It's been a busy week at Merck (NYSE:MRK). On Monday, the drugmaker bolstered its pipeline via an alliance with biotech Neurogen (NASDAQ:NRGN) to develop pain treatments. Then Wednesday, Merck shares got a boost after the company forecast 2004 earnings growth of 5% to 9%.

Today, the company announced yet another alliance. This time the partner is Actelion, a small but profitable Swiss biotech firm. In a collaboration to develop a new class of blood pressure drugs, Merck will pay Actelion $10 million up front, and up to $262 million in milestone payments should the first product reach the market.

With several late-stage failures leaving Merck with a weak pipeline, the company needs these smaller firms to help fix the leak.
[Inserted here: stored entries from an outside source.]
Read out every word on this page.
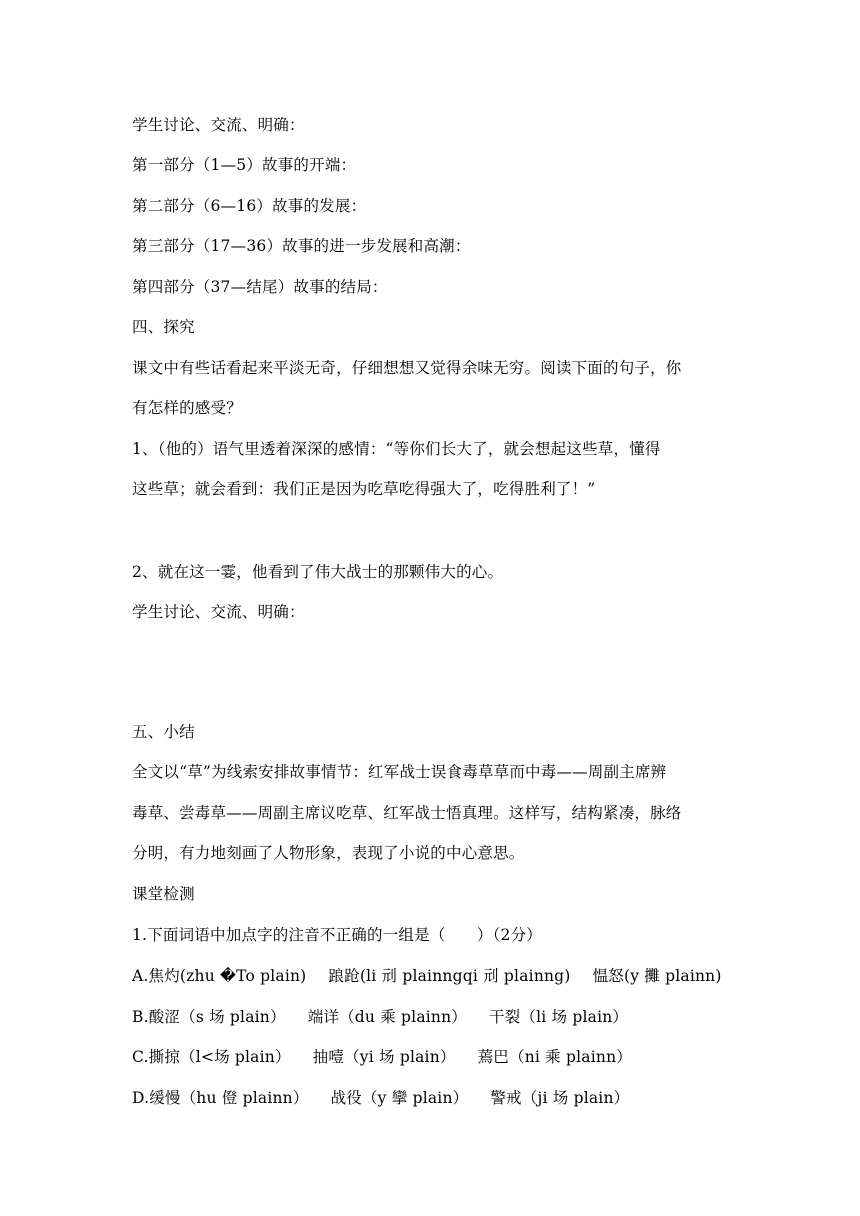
学生讨论、交流、明确：
第一部分（1—5）故事的开端：
第二部分（6—16）故事的发展：
第三部分（17—36）故事的进一步发展和高潮：
第四部分（37—结尾）故事的结局：
四、探究
课文中有些话看起来平淡无奇，仔细想想又觉得余味无穷。阅读下面的句子，你
有怎样的感受？
1、（他的）语气里透着深深的感情：“等你们长大了，就会想起这些草，懂得
这些草；就会看到：我们正是因为吃草吃得强大了，吃得胜利了！”
2、就在这一霎，他看到了伟大战士的那颗伟大的心。
学生讨论、交流、明确：
五、小结
全文以“草”为线索安排故事情节：红军战士误食毒草草而中毒——周副主席辨
毒草、尝毒草——周副主席议吃草、红军战士悟真理。这样写，结构紧凑，脉络
分明，有力地刻画了人物形象，表现了小说的中心意思。
课堂检测
1.下面词语中加点字的注音不正确的一组是（　　）（2分）
A.焦灼(zhu �To plain) 踉跄(li 刓 plainngqi 刓 plainng) 愠怒(y 攤 plainn)
B.酸涩（s 场 plain） 端详（du 乘 plainn） 干裂（li 场 plain）
C.撕掠（l<场 plain） 抽噎（yi 场 plain） 蔫巴（ni 乘 plainn）
D.缓慢（hu 僜 plainn） 战役（y 攣 plain） 警戒（ji 场 plain）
That said, Actelion got a pretty good deal.

On top of royalties, Actelion will retain worldwide co-promotion rights for any products resulting from the alliance. In addition, Merck will essentially fund Actelion's sales force, which some analysts believe could potentially help transform Actelion into a major player.
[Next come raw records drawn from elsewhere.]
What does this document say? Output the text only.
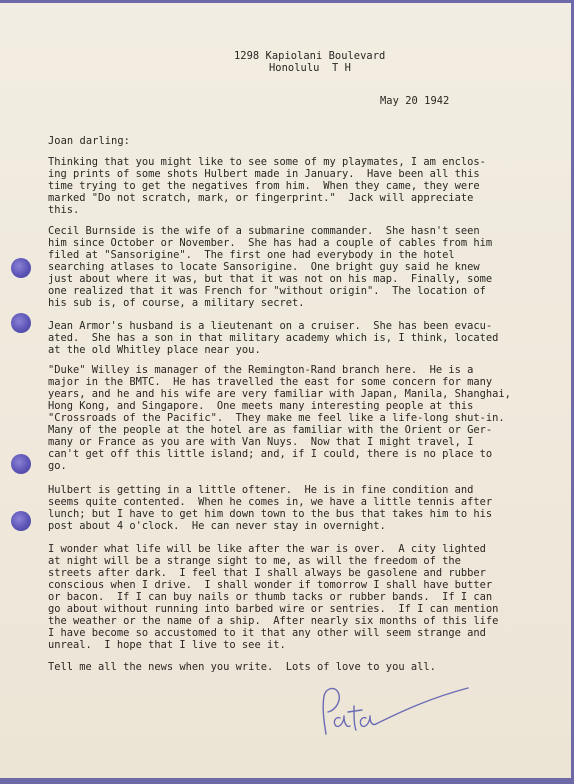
1298 Kapiolani Boulevard
Honolulu  T H
May 20 1942
Joan darling:
Thinking that you might like to see some of my playmates, I am enclos-
ing prints of some shots Hulbert made in January.  Have been all this
time trying to get the negatives from him.  When they came, they were
marked "Do not scratch, mark, or fingerprint."  Jack will appreciate
this.
Cecil Burnside is the wife of a submarine commander.  She hasn't seen
him since October or November.  She has had a couple of cables from him
filed at "Sansorigine".  The first one had everybody in the hotel
searching atlases to locate Sansorigine.  One bright guy said he knew
just about where it was, but that it was not on his map.  Finally, some
one realized that it was French for "without origin".  The location of
his sub is, of course, a military secret.
Jean Armor's husband is a lieutenant on a cruiser.  She has been evacu-
ated.  She has a son in that military academy which is, I think, located
at the old Whitley place near you.
"Duke" Willey is manager of the Remington-Rand branch here.  He is a
major in the BMTC.  He has travelled the east for some concern for many
years, and he and his wife are very familiar with Japan, Manila, Shanghai,
Hong Kong, and Singapore.  One meets many interesting people at this
"Crossroads of the Pacific".  They make me feel like a life-long shut-in.
Many of the people at the hotel are as familiar with the Orient or Ger-
many or France as you are with Van Nuys.  Now that I might travel, I
can't get off this little island; and, if I could, there is no place to
go.
Hulbert is getting in a little oftener.  He is in fine condition and
seems quite contented.  When he comes in, we have a little tennis after
lunch; but I have to get him down town to the bus that takes him to his
post about 4 o'clock.  He can never stay in overnight.
I wonder what life will be like after the war is over.  A city lighted
at night will be a strange sight to me, as will the freedom of the
streets after dark.  I feel that I shall always be gasolene and rubber
conscious when I drive.  I shall wonder if tomorrow I shall have butter
or bacon.  If I can buy nails or thumb tacks or rubber bands.  If I can
go about without running into barbed wire or sentries.  If I can mention
the weather or the name of a ship.  After nearly six months of this life
I have become so accustomed to it that any other will seem strange and
unreal.  I hope that I live to see it.
Tell me all the news when you write.  Lots of love to you all.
As for Merck, the company expects sales of Zocor -- the company's blockbuster cholesterol drug -- to be essentially flat in 2004 at $4.9 billion to $5.1 billion. But with sales of asthma treatment Singulair expected to grow 20% to between $2.4 billion and $2.7 billion, the company expects earnings per share to grow in the range of $3.11 to $3.17.

At $43 a share, Merck's stock trades at less than 14 times 2004 earnings -- far from the premium valuation the company once carried.